Thursday, July 27, 2006

There are other ways to deal with jet lag, I suppose

After a long night flying back from the west coast I decided to start this blog--unemployed negativity. What does the title mean? Well the term itself comes from Bataille. But I am so not interested in its pedigree. For me the term suggests a sort of surplus of critical energy, moving beyond the official channels of research, teaching, etc. Besides I have more projects than titles right now, and I have to save the really good titles.
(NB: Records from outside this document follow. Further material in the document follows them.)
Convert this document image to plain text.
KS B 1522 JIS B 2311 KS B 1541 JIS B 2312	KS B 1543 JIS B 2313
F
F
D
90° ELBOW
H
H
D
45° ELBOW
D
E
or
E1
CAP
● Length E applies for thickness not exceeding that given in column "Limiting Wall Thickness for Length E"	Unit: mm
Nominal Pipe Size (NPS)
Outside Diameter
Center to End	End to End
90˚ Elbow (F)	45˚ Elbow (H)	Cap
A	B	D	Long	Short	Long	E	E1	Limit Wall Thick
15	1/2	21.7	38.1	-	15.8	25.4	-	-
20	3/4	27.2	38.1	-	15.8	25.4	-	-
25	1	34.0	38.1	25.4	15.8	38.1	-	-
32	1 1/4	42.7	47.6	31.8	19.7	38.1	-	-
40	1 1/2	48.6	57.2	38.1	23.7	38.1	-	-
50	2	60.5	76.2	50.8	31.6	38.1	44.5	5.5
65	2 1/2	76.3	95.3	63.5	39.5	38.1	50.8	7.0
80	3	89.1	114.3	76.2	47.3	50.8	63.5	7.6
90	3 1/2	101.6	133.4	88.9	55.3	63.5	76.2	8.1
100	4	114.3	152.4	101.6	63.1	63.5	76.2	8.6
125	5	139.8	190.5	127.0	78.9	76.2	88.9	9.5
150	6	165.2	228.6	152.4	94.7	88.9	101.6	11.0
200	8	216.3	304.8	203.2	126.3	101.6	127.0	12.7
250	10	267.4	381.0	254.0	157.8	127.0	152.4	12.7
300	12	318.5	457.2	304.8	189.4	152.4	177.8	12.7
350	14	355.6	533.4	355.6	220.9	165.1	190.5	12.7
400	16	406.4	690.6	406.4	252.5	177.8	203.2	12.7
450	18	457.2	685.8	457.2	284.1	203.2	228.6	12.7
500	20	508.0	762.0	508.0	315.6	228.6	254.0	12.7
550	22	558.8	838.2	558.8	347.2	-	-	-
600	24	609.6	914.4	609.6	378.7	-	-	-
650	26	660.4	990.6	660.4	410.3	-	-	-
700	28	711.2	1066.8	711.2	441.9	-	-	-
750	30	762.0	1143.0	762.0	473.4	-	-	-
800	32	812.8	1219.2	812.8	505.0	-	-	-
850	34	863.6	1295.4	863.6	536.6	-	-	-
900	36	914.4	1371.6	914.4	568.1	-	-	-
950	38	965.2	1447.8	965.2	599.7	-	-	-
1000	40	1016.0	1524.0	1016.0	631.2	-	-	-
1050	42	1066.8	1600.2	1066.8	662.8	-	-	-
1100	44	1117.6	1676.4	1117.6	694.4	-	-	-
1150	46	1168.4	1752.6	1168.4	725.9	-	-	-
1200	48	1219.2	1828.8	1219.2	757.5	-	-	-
I flew Jet Blue for the first time, and while I enjoyed the blue chips, direct TV, and free wireless in JFK, I found one thing somewhat unsettling. Before take off the little TV screen, which is positioned front and center, kept flashing a series of little bits of advertising copy such as "Without you we would just be flying a bunch of televisions around the country" and "You are our favorite customer, but do not tell anyone." I might not have the wording right on those, but the latter pretty much matches one of the bits of advertising copy from Jose Saramago's The Cave. In Saramago's novel the advertising is for the center, a mall/urban center, which in the novel is pretty much a metonym for global capitalism itself. This overlap, in which, well what exactly...? Ironic advertisement imitates its own critique? Critique preempts that which it is critiquing?Or, some lazy but well read copywriter needs to give Saramago the credit? got me thinking about the challenges of representing corporations or representing capital in literature and film. Most of the attempts to do this fail, think of all of the Omnimarts, Megamarts, Megacorps, etc. that show up in film and TV. These lack in sublety, they are like films in which the villans wear elaborate uniforms with skulls on their epalets and toast "to evil." And Jet Blue's "Without you we would just be flying a bunch of televisions around the country" with its hint of human beings reduced to "conscious organs," a missing component of all of those TV's, already offers its own little critique.

I have to admit that I found the problem of representing capitalism interesting. It is why I read Saramago's novel. To do it well one must dispense with an evil genius, a secret lair, or even a master plan and get at the way in which capitalism functions anonymously, abstractly, through the work of all sorts of well intentioned people. Doing it well also means grasping the way in which corporations are incredibly adept at maintaining their image, to the point where they are the cultural critics.